La vraie crise, celle de la fusion
(Par HEFEZ SergeSerge HEFEZ psychiatre à l'hôpital de la Pitié-Salpêtrière à Paris. Dernier ouvrage paru: la Danse du couple, avec D. Laufer, Hachette Littératures, 2002. A paraître, Quand la famille s'emmêle, Hachette Littératures, octobre 2004.)
Pour ceux qui doutent des transformations de la famille, voici quelques situations tirées d'une journée de consultation de thérapie familiale : pour le premier rendez-vous, sept adultes et deux enfants, viennent ensemble parler de leurs difficultés. Lucas, 8 ans, est le fils d'Anne et Laurent. Damien, 8 ans également, celui de Gérard et Isabelle. Anne et Gérard vivent ensemble avec les deux garçons depuis leur récent divorce, survenu après la naissance de chacun des enfants. Laurent vit actuellement avec Brigitte, et Isabelle avec Charles. Ces deux couples reçoivent Lucas pour l'un, Damien pour l'autre les vacances et les week-ends. La mère d'Anne, grand-mère de Lucas, est très investie dans la vie familiale car elle s'occupe tous les jours des garçons en fin d'après-midi.

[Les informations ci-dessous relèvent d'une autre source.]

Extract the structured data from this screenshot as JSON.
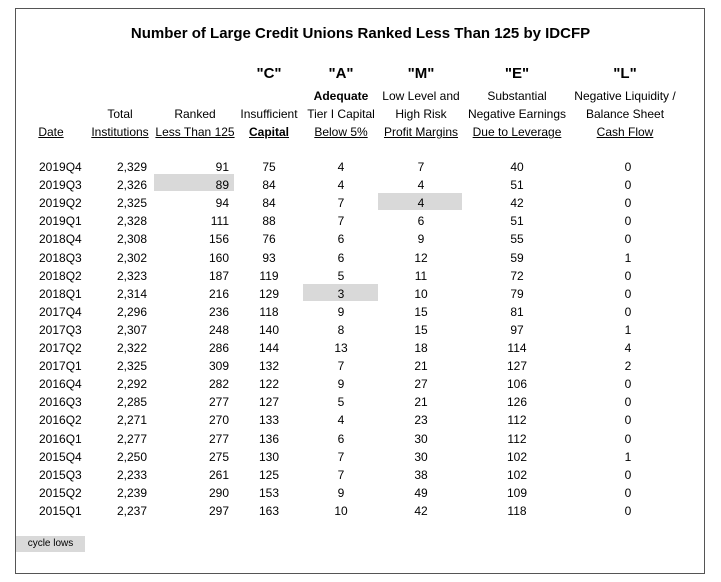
{
  "title": "Number of Large Credit Unions Ranked Less Than 125 by IDCFP",
  "letters": [
    "\"C\"",
    "\"A\"",
    "\"M\"",
    "\"E\"",
    "\"L\""
  ],
  "headers": {
    "date": "Date",
    "total": [
      "Total",
      "Institutions"
    ],
    "ranked": [
      "Ranked",
      "Less Than 125"
    ],
    "c": [
      "Insufficient",
      "Capital"
    ],
    "a": [
      "Adequate",
      "Tier I Capital",
      "Below 5%"
    ],
    "m": [
      "Low Level and",
      "High Risk",
      "Profit Margins"
    ],
    "e": [
      "Substantial",
      "Negative Earnings",
      "Due to Leverage"
    ],
    "l": [
      "Negative Liquidity /",
      "Balance Sheet",
      "Cash Flow"
    ]
  },
  "rows": [
    [
      "2019Q4",
      "2,329",
      "91",
      "75",
      "4",
      "7",
      "40",
      "0"
    ],
    [
      "2019Q3",
      "2,326",
      "89",
      "84",
      "4",
      "4",
      "51",
      "0"
    ],
    [
      "2019Q2",
      "2,325",
      "94",
      "84",
      "7",
      "4",
      "42",
      "0"
    ],
    [
      "2019Q1",
      "2,328",
      "111",
      "88",
      "7",
      "6",
      "51",
      "0"
    ],
    [
      "2018Q4",
      "2,308",
      "156",
      "76",
      "6",
      "9",
      "55",
      "0"
    ],
    [
      "2018Q3",
      "2,302",
      "160",
      "93",
      "6",
      "12",
      "59",
      "1"
    ],
    [
      "2018Q2",
      "2,323",
      "187",
      "119",
      "5",
      "11",
      "72",
      "0"
    ],
    [
      "2018Q1",
      "2,314",
      "216",
      "129",
      "3",
      "10",
      "79",
      "0"
    ],
    [
      "2017Q4",
      "2,296",
      "236",
      "118",
      "9",
      "15",
      "81",
      "0"
    ],
    [
      "2017Q3",
      "2,307",
      "248",
      "140",
      "8",
      "15",
      "97",
      "1"
    ],
    [
      "2017Q2",
      "2,322",
      "286",
      "144",
      "13",
      "18",
      "114",
      "4"
    ],
    [
      "2017Q1",
      "2,325",
      "309",
      "132",
      "7",
      "21",
      "127",
      "2"
    ],
    [
      "2016Q4",
      "2,292",
      "282",
      "122",
      "9",
      "27",
      "106",
      "0"
    ],
    [
      "2016Q3",
      "2,285",
      "277",
      "127",
      "5",
      "21",
      "126",
      "0"
    ],
    [
      "2016Q2",
      "2,271",
      "270",
      "133",
      "4",
      "23",
      "112",
      "0"
    ],
    [
      "2016Q1",
      "2,277",
      "277",
      "136",
      "6",
      "30",
      "112",
      "0"
    ],
    [
      "2015Q4",
      "2,250",
      "275",
      "130",
      "7",
      "30",
      "102",
      "1"
    ],
    [
      "2015Q3",
      "2,233",
      "261",
      "125",
      "7",
      "38",
      "102",
      "0"
    ],
    [
      "2015Q2",
      "2,239",
      "290",
      "153",
      "9",
      "49",
      "109",
      "0"
    ],
    [
      "2015Q1",
      "2,237",
      "297",
      "163",
      "10",
      "42",
      "118",
      "0"
    ]
  ],
  "legend": "cycle lows",
  "highlight_color": "#d9d9d9"
}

Cette situation familiale est aujourd'hui banale. Ce qui l'est moins est que, lorsque Lucas a développé des troubles obsessionnels compulsifs et que la directrice de son école a suggéré à sa mère d'entamer une thérapie familiale, tous les adultes se sont mobilisés. Sept adultes en interaction autour de cet enfant, unis par des liens ambivalents emprunts de confiance, d'affection, de respect, mais aussi de rivalités, de conflits, de ressentiments...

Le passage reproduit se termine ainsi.